Lieutenant Arthur L. Howard of the Connecticut National Guard had an interest in the company manufacturing Gatling guns and took a personally owned Gatling gun to the District of Saskatchewan, Canada, in 1885 for use with the Canadian military against Métis and First Nations rebels during Louis Riel's North-West Rebellion.
The Gatling gun was used most successfully to expand European colonial empires by defeating indigenous warriors mounting massed attacks, including the Zulu, the Bedouin, and the Mahdists. Imperial Russia purchased 400 Gatling guns and used them against Turkmen cavalry and other nomads of central Asia. The British Army first deployed the Gatling gun in 1873-74 during the Anglo-Ashanti wars, and extensively during the latter actions of the 1879 Anglo-Zulu war. The Royal Navy used Gatling guns during the 1882 Anglo-Egyptian War.
Because of infighting within army ordnance, Gatling guns were used by the U.S. Army during the Spanish–American War. A four-gun battery of Model 1895 ten-barrel Gatling guns in .30 Army, made by Colt's Arms Company, was formed into a separate detachment led by Lt. John "Gatling Gun" Parker. The detachment proved very effective, supporting the advance of American forces at the Battle of San Juan Hill. Three of the Gatlings with swivel mountings were used with great success against the Spanish defenders. During the American charge up San Juan and Kettle hills, the three guns fired a total of 18,000 .30 Army rounds in 8+1⁄2 minutes (an average of over 700 rounds per minute per gun of continuous fire) against Spanish troop positions along the crest of both hills, wreaking terrible carnage.

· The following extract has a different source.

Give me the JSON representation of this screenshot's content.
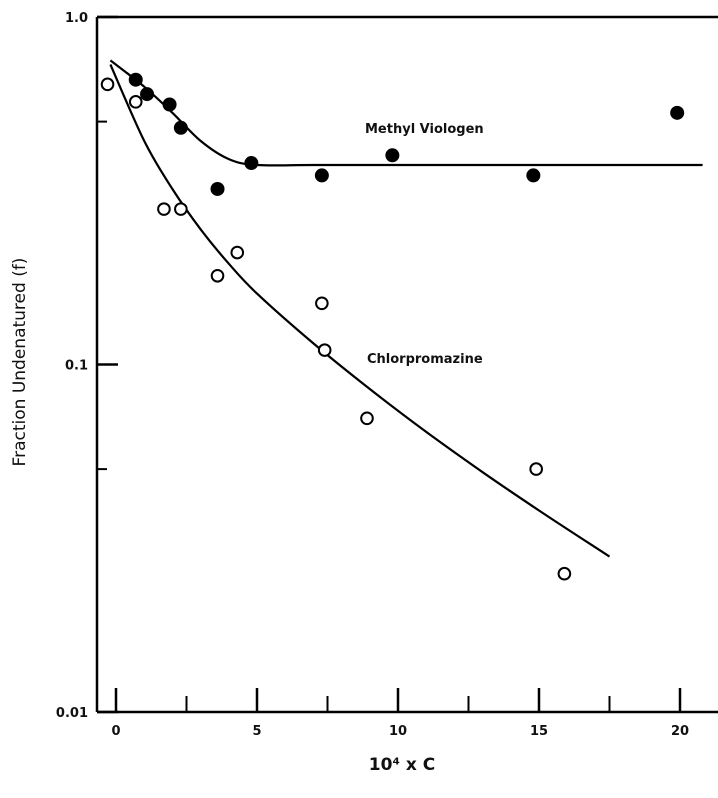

Despite this remarkable achievement, the Gatling's weight and cumbersome artillery carriage hindered its ability to keep up with infantry forces over difficult ground, particularly in Cuba, where roads were often little more than jungle footpaths. By this time, the U.S. Marines had been issued the modern tripod-mounted M1895 Colt–Browning machine gun using the 6mm Lee Navy round, which they employed to defeat the Spanish infantry at the battle of Cuzco Wells.
Gatling guns were used by the U.S. Army during the Philippine–American War.

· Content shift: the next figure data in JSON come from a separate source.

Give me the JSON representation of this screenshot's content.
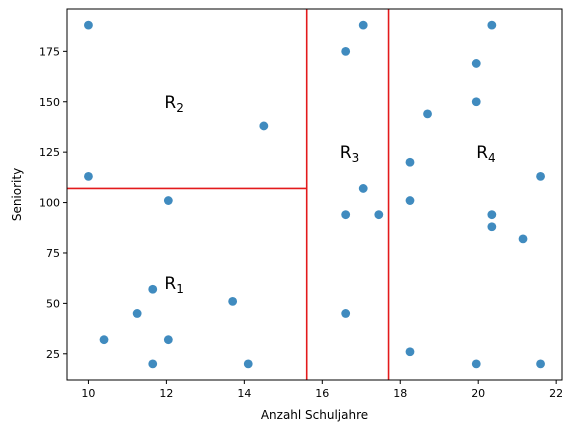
{
  "chart_data": {
    "type": "scatter",
    "title": "",
    "xlabel": "Anzahl Schuljahre",
    "ylabel": "Seniority",
    "xlim": [
      9.45,
      22.15
    ],
    "ylim": [
      12,
      196
    ],
    "xticks": [
      10,
      12,
      14,
      16,
      18,
      20,
      22
    ],
    "yticks": [
      25,
      50,
      75,
      100,
      125,
      150,
      175
    ],
    "grid": false,
    "point_color": "#1f77b4",
    "line_color": "#e31a1c",
    "points": [
      {
        "x": 10.0,
        "y": 188
      },
      {
        "x": 10.0,
        "y": 113
      },
      {
        "x": 10.4,
        "y": 32
      },
      {
        "x": 11.25,
        "y": 45
      },
      {
        "x": 11.65,
        "y": 57
      },
      {
        "x": 11.65,
        "y": 20
      },
      {
        "x": 12.05,
        "y": 101
      },
      {
        "x": 12.05,
        "y": 32
      },
      {
        "x": 13.7,
        "y": 51
      },
      {
        "x": 14.1,
        "y": 20
      },
      {
        "x": 14.5,
        "y": 138
      },
      {
        "x": 16.6,
        "y": 175
      },
      {
        "x": 16.6,
        "y": 94
      },
      {
        "x": 16.6,
        "y": 45
      },
      {
        "x": 17.05,
        "y": 188
      },
      {
        "x": 17.05,
        "y": 107
      },
      {
        "x": 17.45,
        "y": 94
      },
      {
        "x": 18.25,
        "y": 120
      },
      {
        "x": 18.25,
        "y": 101
      },
      {
        "x": 18.25,
        "y": 26
      },
      {
        "x": 18.7,
        "y": 144
      },
      {
        "x": 19.95,
        "y": 169
      },
      {
        "x": 19.95,
        "y": 150
      },
      {
        "x": 19.95,
        "y": 20
      },
      {
        "x": 20.35,
        "y": 188
      },
      {
        "x": 20.35,
        "y": 94
      },
      {
        "x": 20.35,
        "y": 88
      },
      {
        "x": 21.15,
        "y": 82
      },
      {
        "x": 21.6,
        "y": 113
      },
      {
        "x": 21.6,
        "y": 20
      }
    ],
    "splits": [
      {
        "orientation": "vertical",
        "x": 15.6
      },
      {
        "orientation": "vertical",
        "x": 17.7
      },
      {
        "orientation": "horizontal",
        "y": 107,
        "x_from": 9.45,
        "x_to": 15.6
      }
    ],
    "regions": [
      {
        "label": "R",
        "sub": "2",
        "x": 12.0,
        "y": 150
      },
      {
        "label": "R",
        "sub": "1",
        "x": 12.0,
        "y": 60
      },
      {
        "label": "R",
        "sub": "3",
        "x": 16.5,
        "y": 125
      },
      {
        "label": "R",
        "sub": "4",
        "x": 20.0,
        "y": 125
      }
    ]
  }
}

One such instance was during the Battle of San Jacinto (1899) (Spanish: Batalla de San Jacinto) which was fought on November 11, 1899, in San Jacinto in the Philippines, between Philippine Republican Army soldiers and American troops.
The Gatling's weight and artillery carriage hindered its ability to keep up with American troops over uneven terrain, particularly in the Philippines, where outside the cities there were heavily foliaged forests and steep mountain paths.
After the Gatling gun was replaced in service by newer recoil or gas-operated weapons, the approach of using multiple externally powered rotating barrels fell into disuse for many decades. However, some examples were developed during the interwar years, but only existed as prototypes or were rarely used. The concept resurfaced after World War II with the development of the Minigun and the M61 Vulcan. Many other versions of the Gatling gun were built from the late 20th century to the present, the largest of these being the 30mm GAU-8 Avenger autocannon as used on the Fairchild Republic A-10 Thunderbolt II.